Providing effective training that allows workers to understand the hazards likely to be encountered in the workplace and how to reduce the potential risk is the cornerstone of any safety strategy. The majority of workplace accidents are caused through ignorance and/or failure to follow correct safety procedures. While it is the company’s responsibility to provide such training and equipment as is necessary to reduce risk, it is the employee’s responsibility to ensure that this equipment is used and these procedures are applied in the workplace. While an important element in any safety training programme is to ensure that all employees understand that safety is everybody’s responsibility, choosing safety products which incorporate tamper-resistant features also helps to ensure the overall integrity of the safety strategy.

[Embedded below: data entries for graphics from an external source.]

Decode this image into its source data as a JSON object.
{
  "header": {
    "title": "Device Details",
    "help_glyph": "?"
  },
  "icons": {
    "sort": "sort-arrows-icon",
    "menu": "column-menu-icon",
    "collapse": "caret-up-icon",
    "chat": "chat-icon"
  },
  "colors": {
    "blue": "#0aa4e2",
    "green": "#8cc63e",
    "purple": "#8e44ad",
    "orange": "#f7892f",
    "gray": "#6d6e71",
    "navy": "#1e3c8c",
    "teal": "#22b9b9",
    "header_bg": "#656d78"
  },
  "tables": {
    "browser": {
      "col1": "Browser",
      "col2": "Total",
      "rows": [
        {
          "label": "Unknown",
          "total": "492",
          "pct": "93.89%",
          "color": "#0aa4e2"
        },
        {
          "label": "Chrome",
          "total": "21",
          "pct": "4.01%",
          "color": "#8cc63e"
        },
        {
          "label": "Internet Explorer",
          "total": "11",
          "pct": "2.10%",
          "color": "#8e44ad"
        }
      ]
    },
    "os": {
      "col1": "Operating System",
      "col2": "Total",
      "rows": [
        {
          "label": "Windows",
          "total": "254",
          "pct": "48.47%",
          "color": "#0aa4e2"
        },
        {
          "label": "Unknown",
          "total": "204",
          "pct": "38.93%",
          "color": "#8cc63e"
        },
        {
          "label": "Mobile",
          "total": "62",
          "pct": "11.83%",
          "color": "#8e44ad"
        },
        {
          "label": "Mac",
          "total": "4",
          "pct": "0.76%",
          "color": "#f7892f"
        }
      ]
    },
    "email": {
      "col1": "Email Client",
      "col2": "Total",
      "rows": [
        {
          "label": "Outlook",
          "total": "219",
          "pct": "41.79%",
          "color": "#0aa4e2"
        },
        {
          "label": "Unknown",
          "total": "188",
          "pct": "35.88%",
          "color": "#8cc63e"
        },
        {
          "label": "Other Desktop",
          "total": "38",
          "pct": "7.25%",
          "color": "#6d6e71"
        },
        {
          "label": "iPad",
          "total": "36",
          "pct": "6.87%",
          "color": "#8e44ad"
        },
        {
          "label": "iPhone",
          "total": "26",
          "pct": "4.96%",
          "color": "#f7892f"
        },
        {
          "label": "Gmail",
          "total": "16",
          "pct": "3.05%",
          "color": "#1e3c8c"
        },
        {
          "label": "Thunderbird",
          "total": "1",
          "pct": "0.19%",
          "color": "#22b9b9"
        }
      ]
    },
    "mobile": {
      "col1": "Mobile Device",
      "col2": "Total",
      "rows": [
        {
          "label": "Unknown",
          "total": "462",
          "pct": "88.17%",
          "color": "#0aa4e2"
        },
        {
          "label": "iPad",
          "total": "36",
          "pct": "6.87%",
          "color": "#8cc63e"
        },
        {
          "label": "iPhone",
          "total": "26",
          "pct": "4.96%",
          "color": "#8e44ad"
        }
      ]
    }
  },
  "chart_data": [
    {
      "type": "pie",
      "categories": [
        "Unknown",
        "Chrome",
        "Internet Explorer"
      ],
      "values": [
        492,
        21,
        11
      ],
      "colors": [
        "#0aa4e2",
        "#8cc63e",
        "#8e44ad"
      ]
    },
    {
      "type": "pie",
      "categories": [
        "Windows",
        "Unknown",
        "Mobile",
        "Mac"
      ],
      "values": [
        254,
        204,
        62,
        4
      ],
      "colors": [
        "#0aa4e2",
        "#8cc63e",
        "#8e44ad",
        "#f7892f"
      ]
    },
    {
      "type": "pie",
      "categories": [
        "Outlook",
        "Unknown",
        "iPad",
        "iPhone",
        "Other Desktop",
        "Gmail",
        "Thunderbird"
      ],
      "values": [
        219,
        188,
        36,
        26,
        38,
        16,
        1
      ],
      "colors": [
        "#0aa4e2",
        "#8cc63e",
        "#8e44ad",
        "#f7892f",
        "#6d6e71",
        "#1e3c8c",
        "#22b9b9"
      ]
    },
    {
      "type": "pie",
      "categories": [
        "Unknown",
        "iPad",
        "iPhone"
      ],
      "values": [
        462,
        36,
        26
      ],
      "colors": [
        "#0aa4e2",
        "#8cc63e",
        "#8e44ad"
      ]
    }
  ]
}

After installing physical safeguards and establishing safety procedures, it is vital that follow-up assessments are made to ensure that risk has been reduced to an acceptable level. It is also vital that periodic assessments are made to ensure that these measures remain effective. But as well as confirming the effectiveness of the safety measures adopted, such assessments should be made on a commercial basis too: The twin aims of any safety strategy should be safety and productivity, and these two aims are not mutually exclusive. A careful follow-up assessment might reveal ways in which a process could be made more efficient without compromising safety levels. New products and technologies, such as the Safe-Off facility in Allen-Bradley PowerFlex drives, for example, could offer just such an opportunity by delivering both enhanced safety and improved efficiency.
Rely on experience
When embarking on any safety programme, the single most valuable asset a company can have is an experienced partner, well versed in both current legislation and the latest safety techniques and technologies. When choosing their safety partner, designers should consider carefully not just the ability to supply products, but also the expertise available to be able to understand the issues and to make the right recommendations to balance safety effectiveness and cost effectiveness.